April 27, 2017
Private Equity: Practice Points for Investor Side Letters
I recently flagged a Nixon Peabody blog about how the Chancery Court’s ESG Capital Partners decision highlighted significant enforceability issues for “side-letters” with private equity fund investors. Now the firm’s followed up with another blog offering some practice points for addressing this issue.
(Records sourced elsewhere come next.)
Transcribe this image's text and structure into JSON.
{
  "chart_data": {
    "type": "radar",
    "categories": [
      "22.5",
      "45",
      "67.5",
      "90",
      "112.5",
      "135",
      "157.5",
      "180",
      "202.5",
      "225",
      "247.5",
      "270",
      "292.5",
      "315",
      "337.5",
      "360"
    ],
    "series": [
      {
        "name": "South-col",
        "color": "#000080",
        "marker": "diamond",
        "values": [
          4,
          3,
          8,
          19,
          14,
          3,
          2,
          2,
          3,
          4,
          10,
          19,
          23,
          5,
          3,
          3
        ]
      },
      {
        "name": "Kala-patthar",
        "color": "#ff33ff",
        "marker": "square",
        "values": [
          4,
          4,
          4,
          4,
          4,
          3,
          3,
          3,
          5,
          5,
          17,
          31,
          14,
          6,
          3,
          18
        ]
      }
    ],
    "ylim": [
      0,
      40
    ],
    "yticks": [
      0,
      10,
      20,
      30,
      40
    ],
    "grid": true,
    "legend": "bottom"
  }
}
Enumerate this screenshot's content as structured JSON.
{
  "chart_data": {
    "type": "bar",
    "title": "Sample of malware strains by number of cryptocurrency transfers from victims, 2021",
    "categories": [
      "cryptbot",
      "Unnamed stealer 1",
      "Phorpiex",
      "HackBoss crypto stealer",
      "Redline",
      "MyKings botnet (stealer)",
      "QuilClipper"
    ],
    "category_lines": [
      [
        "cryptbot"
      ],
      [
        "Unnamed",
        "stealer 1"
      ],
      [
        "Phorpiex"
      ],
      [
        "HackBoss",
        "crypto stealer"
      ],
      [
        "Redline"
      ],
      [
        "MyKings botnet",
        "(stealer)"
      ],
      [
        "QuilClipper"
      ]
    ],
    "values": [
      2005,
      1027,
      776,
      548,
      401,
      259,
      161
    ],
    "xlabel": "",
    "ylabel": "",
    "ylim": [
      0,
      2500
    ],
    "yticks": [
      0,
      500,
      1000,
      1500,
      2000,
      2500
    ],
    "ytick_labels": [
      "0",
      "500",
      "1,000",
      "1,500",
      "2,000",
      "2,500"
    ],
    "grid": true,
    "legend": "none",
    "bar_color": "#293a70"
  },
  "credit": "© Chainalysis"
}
Here’s an excerpt:
The ESG Capital Partners Case serves as an important reminder that private fund managers, investors and practitioners should always consider the following points to ensure enforceability of side letter agreements:
1. Integration Clauses (also known as “entire agreement” clauses)—make sure that each of the fund’s governing agreements include an integration clause that specifically references the fact that the side letter agreement will be a part of the entire agreement of the parties.
2. Subscription Agreement Provisions—in addition to the integration clause, the subscription agreement should also make clear that each applicable investor has received a copy of its side letter agreement (together with all other fund documentation) and is making its investment in the fund in reliance on the terms of all such agreements.
3. LPA Provisions—make sure that the Fund’s LPA specifically references the existence of side letter agreements, and specifically authorizes the general partner to enter into side letter agreements that supplement or alter the terms of the limited partnership agreement. Limited partner investors need to confirm this point as part of their legal diligence processes instead of assuming that a fund manager has this authority. This language would be in addition to the typical “most favored nations” provision included in each investor’s side letter agreement as further evidence that all investors were made aware that certain supplemental and preferential terms may be granted to some but not all investors in the fund;
4. PPM Provisions—make sure that the fund’s private placement memorandum references the fact that the fund may issue side letter agreements, and that it includes a risk factor highlighting the risk that such side letters may be issued to certain limited partners and not others, and that their terms may supplement or alter the terms otherwise provided in the fund’s LPA.
5. Preferential Rights—make sure that any supplemental rights granted to a limited partner in a side letter agreement do not materially or adversely affect the other limited partners in a way that would require an amendment to the fund’s LPA. When unclear, investors or sponsors should seek out advice of counsel.